Plant selection and ecological microhabitat drive domestications of shrub-associated microbiomes in a revegetated shrub ecosystem

Abstract

Shrubs are used for revegetation of degraded dryland ecosystem worldwide and could recruit large numbers of microbes from the soil; however, the plant-associated microbiome assembly and the effect of plant introduction on the soil microbiomes are not fully understood. We detected shrub-associated microbes from five ecological microhabitats, including the leaves, litter, roots, rhizosphere, and root zone, across four xeric shrub plantations (Artemisia ordosica, Caragana korshinskii, Hedysarum mongolicum, and Salix psammophila). To detect the patterns of shrub-associated microbiome assembly, 16S and ITS2 rRNA gene sequencing was performed. PERMANOVA and differential abundance analysis demonstrated that changes in the bacterial and fungal communities were more dependent on the microhabitats rather than on the plant species, with distinct niche differentiation. Moreover, source tracking and nestedness analysis showed that shrub-associated bacteria were primarily derived from bulk soils and slightly pruned in different microhabitats; however, a similar pattern was not found for fungi. Furthermore, the surrounding zone of roots was a hotpot for microbial recruitments of revegetated shrubs.
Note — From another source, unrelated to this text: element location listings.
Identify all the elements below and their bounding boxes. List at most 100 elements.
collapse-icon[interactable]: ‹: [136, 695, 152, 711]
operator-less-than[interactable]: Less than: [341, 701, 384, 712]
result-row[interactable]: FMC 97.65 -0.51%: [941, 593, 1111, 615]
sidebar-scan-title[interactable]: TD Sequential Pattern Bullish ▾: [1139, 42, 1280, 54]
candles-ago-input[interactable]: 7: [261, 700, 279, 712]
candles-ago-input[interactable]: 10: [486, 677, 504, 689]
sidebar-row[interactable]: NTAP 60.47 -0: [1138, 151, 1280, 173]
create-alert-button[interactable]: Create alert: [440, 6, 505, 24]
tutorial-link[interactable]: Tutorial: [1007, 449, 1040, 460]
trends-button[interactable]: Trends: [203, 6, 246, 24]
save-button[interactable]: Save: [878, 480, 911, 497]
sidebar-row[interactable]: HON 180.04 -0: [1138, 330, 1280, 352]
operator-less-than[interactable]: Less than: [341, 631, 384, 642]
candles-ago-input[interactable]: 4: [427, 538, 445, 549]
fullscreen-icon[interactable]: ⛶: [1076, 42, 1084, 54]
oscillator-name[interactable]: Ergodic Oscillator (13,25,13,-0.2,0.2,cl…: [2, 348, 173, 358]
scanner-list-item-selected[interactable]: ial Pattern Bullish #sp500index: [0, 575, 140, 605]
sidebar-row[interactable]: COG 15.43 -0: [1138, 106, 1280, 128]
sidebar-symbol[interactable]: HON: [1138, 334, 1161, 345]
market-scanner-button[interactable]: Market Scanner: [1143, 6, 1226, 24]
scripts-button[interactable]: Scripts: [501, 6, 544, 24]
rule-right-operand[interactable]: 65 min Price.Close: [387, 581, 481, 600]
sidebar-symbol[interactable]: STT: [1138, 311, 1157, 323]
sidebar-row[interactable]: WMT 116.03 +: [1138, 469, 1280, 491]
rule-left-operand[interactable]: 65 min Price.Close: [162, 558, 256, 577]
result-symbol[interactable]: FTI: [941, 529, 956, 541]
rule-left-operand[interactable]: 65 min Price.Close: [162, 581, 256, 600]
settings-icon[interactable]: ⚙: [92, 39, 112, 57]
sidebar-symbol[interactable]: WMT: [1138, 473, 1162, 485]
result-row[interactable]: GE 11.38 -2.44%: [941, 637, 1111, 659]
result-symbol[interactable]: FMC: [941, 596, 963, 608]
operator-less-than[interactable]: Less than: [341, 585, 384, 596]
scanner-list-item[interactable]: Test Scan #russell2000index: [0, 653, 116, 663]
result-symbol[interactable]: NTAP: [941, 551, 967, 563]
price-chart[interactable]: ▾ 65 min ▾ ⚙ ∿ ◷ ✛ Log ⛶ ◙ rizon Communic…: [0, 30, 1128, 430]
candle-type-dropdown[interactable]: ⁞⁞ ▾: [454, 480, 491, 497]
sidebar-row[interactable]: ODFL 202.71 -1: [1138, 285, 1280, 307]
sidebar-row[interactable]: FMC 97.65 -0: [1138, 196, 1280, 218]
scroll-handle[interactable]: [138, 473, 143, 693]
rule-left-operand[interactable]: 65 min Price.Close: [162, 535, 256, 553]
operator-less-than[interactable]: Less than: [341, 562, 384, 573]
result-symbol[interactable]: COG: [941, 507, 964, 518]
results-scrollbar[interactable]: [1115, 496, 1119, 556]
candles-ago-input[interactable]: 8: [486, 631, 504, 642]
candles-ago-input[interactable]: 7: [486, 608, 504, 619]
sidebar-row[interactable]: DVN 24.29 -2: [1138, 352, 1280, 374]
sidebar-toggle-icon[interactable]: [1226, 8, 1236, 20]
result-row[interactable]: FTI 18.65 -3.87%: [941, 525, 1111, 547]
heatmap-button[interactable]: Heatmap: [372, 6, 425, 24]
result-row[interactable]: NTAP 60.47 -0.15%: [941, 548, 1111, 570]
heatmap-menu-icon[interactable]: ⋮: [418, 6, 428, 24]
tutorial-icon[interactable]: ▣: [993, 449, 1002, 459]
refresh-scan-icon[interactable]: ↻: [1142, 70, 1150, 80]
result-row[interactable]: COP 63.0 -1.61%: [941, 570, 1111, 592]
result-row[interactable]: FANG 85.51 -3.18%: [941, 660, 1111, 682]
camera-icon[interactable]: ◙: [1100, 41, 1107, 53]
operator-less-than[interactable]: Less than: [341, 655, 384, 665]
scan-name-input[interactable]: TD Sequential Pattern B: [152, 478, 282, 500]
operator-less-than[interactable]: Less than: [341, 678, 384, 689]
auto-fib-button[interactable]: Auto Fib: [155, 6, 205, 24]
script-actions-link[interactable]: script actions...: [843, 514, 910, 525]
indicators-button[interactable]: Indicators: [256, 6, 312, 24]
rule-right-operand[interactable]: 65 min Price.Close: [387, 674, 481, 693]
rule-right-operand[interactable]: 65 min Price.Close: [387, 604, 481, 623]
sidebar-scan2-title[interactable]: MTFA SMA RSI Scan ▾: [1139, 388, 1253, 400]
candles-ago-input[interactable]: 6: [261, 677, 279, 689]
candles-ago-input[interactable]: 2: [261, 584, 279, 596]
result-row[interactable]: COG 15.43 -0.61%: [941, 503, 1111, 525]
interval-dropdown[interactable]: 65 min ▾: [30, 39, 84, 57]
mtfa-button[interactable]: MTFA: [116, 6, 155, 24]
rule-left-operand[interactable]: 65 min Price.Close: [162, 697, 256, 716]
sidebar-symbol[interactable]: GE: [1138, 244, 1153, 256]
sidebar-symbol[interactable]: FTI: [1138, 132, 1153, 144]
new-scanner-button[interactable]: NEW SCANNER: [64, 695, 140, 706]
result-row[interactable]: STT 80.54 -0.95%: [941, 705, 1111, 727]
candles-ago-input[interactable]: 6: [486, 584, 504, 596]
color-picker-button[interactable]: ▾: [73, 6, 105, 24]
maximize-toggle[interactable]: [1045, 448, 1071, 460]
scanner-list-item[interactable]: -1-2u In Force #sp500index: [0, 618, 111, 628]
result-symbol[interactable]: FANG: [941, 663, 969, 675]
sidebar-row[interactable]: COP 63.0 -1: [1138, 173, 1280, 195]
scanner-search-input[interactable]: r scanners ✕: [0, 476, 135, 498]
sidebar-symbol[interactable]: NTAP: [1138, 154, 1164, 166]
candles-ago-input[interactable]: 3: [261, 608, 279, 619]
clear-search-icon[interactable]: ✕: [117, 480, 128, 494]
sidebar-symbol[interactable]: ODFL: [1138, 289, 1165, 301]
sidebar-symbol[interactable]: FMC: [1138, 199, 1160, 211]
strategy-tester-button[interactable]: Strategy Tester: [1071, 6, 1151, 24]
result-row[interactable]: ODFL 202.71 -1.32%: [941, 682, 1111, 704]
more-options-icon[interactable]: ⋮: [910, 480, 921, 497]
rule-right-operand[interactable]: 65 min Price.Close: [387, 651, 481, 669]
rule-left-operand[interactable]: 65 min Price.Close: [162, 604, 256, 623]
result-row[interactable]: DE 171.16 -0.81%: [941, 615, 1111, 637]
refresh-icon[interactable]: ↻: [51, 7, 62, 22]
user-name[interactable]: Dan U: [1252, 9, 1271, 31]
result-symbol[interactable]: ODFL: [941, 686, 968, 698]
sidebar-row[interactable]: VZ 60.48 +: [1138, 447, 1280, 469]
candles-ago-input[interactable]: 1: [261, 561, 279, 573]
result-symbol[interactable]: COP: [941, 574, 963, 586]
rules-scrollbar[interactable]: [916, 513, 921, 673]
Null model analysis indicated that homogeneous selection of determinism dominated the bacterial communities, whereas dispersal limitation and undominated process of stochasticity drove the assembly of fungal communities. Our findings indicate that ecological microhabitat of revegetated shrublands was the main predictor of the bacterial and fungal compositional variances. This study will help advance our understanding of the mechanism underlying the plant-soil microbiome feedbacks during the initial plant-establishment period in a dryland ecosystem. Further, this work provides theoretical reference for establishment and sustainable management of shrublands in drylands.